I know that the jasmine outside their backdoor is now finishing its bloom. Its unmistakable fragrance is etched in my memory.

Hopefully, I can arrive there again in the next few months . . . and make another painting. I always call it “Mother's Backyard” and after I bring it back to Santa Fe, it always sells to someone who finds emblems of love within it.

"Mother's Backyard"   oil on linen,   16 x 20 inches


Sunday, January 24, 2010

An Ounce Of Blood


“An ounce of blood is worth more than a pound of friendship.” ~Spanish Proverb

The last several years I have been single and living alone, so now, temporarily sharing my parents home for a month makes me more aware of family and how bonded are human beings by blood lines. Sharing ancestry brings a familiarity so fundamental that it is different from other friendships. “You don't choose your family. They are God's gift to you, as you are to them.” ~Desmond Tutu


I am strengthened by my parent’s wisdom, and while I am here, we enliven, support and extend possibilities for each other. Mainly, I am readily available and present to my mother and father for support, and because I am their son, it is comforting. I am teaching my mother to use a computer, and being a companion for my father on a daily brisk walk to keep up his conditioning. While we walk, we share good conversation and are invigorated.

Nations are like families, and I dare say that nations that are open societies that allow the free flow of ideas and encourage bonds of love and trust between their citizens prosper the most and are strongest. This is why it is disconcerting to see one of the biggest countries, China, choosing to maintain strict control of its peoples communication with the rest of the planet. Certainly, the masses of Chinese yearn to be free and broaden their intellectual horizons and awareness of other cultures. This is so easy these days because the Internet exists. Recently we have learned that Google is complaining of Chinese government censorship and meddling that is so offensive and unjust that it might have to close operations there; and this would be a blow to our fellow human beings that want to have easy access to all the information we in free world take for granted. (See article in Wall Street Journal)
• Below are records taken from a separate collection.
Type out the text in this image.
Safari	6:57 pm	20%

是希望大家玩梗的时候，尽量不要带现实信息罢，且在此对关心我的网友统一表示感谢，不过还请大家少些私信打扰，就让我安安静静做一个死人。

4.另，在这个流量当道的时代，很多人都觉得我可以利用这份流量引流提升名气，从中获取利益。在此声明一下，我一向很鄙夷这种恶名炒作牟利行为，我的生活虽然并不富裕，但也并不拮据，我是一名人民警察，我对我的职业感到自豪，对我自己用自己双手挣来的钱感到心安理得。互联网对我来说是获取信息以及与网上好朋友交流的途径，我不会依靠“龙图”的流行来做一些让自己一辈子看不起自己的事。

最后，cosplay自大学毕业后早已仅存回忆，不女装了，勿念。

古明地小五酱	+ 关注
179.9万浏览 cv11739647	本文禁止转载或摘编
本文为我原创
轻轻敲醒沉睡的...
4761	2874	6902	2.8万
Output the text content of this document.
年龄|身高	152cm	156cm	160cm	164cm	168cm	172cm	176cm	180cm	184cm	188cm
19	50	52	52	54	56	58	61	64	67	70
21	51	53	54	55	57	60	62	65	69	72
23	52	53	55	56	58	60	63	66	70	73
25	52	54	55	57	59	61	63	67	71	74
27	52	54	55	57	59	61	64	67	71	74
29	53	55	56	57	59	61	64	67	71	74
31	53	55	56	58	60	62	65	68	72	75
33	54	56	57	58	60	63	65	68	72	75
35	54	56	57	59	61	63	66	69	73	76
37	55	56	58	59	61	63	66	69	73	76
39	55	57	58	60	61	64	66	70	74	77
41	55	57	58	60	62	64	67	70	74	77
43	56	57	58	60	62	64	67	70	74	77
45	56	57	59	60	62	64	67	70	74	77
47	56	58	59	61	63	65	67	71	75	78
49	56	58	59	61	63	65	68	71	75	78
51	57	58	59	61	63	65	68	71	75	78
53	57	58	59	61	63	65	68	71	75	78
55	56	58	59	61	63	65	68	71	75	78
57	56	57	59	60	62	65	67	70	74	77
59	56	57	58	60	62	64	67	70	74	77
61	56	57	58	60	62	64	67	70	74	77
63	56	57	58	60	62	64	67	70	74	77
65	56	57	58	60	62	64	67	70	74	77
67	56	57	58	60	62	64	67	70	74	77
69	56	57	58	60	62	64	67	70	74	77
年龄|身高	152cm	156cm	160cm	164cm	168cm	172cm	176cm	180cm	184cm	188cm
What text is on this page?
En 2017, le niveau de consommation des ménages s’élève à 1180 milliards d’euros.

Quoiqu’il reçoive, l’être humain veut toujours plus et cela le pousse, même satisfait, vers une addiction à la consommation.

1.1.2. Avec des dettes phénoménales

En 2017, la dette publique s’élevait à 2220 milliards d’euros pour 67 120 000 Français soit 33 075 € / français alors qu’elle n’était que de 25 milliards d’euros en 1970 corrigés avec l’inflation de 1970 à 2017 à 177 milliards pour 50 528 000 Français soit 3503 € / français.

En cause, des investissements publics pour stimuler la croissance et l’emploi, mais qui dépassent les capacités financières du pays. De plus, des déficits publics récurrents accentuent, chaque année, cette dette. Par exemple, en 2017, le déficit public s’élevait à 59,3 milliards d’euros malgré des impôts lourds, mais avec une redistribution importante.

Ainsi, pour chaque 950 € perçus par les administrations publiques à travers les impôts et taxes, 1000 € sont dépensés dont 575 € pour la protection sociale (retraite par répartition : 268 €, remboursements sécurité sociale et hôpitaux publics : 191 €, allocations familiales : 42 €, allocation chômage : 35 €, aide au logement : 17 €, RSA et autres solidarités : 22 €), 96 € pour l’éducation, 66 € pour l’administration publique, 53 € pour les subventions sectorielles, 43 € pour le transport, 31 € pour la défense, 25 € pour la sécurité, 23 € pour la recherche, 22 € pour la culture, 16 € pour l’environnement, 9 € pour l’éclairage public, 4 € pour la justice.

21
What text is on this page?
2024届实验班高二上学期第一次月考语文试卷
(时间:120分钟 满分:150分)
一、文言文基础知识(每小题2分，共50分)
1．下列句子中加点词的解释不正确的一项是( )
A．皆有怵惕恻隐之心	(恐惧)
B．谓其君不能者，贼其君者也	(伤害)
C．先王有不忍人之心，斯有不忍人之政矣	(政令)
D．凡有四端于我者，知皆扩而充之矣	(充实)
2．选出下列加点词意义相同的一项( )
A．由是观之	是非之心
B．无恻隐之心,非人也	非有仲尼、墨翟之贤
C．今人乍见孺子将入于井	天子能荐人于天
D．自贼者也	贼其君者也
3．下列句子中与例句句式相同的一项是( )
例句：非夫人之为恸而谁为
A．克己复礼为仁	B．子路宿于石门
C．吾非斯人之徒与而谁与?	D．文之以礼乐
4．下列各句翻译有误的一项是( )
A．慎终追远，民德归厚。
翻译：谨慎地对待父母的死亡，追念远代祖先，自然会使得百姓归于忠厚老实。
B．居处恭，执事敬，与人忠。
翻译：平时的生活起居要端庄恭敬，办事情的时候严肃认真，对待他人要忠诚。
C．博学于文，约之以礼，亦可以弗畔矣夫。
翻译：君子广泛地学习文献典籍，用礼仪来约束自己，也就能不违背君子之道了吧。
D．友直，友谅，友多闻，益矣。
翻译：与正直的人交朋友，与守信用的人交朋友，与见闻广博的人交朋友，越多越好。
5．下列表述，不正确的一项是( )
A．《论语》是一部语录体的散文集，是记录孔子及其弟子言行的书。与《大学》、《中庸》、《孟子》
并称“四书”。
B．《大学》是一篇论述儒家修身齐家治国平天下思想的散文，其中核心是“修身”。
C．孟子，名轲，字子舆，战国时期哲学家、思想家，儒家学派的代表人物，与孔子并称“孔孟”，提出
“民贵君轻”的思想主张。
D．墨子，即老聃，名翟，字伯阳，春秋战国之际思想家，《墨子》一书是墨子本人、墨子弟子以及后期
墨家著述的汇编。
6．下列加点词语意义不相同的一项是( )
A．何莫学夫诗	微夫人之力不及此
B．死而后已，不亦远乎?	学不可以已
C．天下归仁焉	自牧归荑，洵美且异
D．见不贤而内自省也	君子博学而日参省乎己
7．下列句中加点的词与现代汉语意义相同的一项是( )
Iran is another nation that can be likened to a family with a controlling, abusive father that keeps everyone cowered and afraid. Information is strictly controlled as the government tries to insulate its people from ideas coming from outside. Even new ideas coming from within the family are disallowed. Iran is the birthplace of the Baha’i Faith, and although it is the second fastest growing religion in the world with adherents in virtually all corners of the earth, still, Baha’ís in Iran are constantly under threat of arrest and even execution.(See a recent NY Times article about Baha'i Persecution in Iran.)

In the end, I believe, as Baha’u’llah has said, “The earth is one country, and mankind its citizens.” We are all one family and although there are disagreements and even quarrels, truth will win in the end and civilization will blossom as it is destined.

Sunday, January 18, 2009

A Vast Journey


Now that I returned to the United States after fifty weeks of travel, I do not feel as if I reached a goal or have landed safely home but rather I have evolved, and continue on a vast journey. When I began, I hoped to disappear into the matrix of the earth, and I had a dream before leaving in which a voice spoke to me and said, “The vessel he entered was a grand confusion between his world and the world outside of him.” The world is more tangible and intricately intertwined in my life than ever, and maybe this is a "grand confusion", since I do not exactly know what “home” means, but feel content as a world citizen and comfortable everywhere.
As I expected, people have been asking me what the best part of my trip was. I cannot say, because I do not want to take apart THE DREAM. It is whole, and if any part were missing it would not be complete. All the parts belong to each other and are inter-twined . . . and this is the way life weaves its tapestry.
Santa Barbara is beautiful and the weather is superb. Flowers continue blooming here year around. I have been enjoying standing amidst the roses in my mother’s garden and simply absorbing the pleasure. In a few days I return to Santa Fe where it is cold, and I do not have winter coat with me!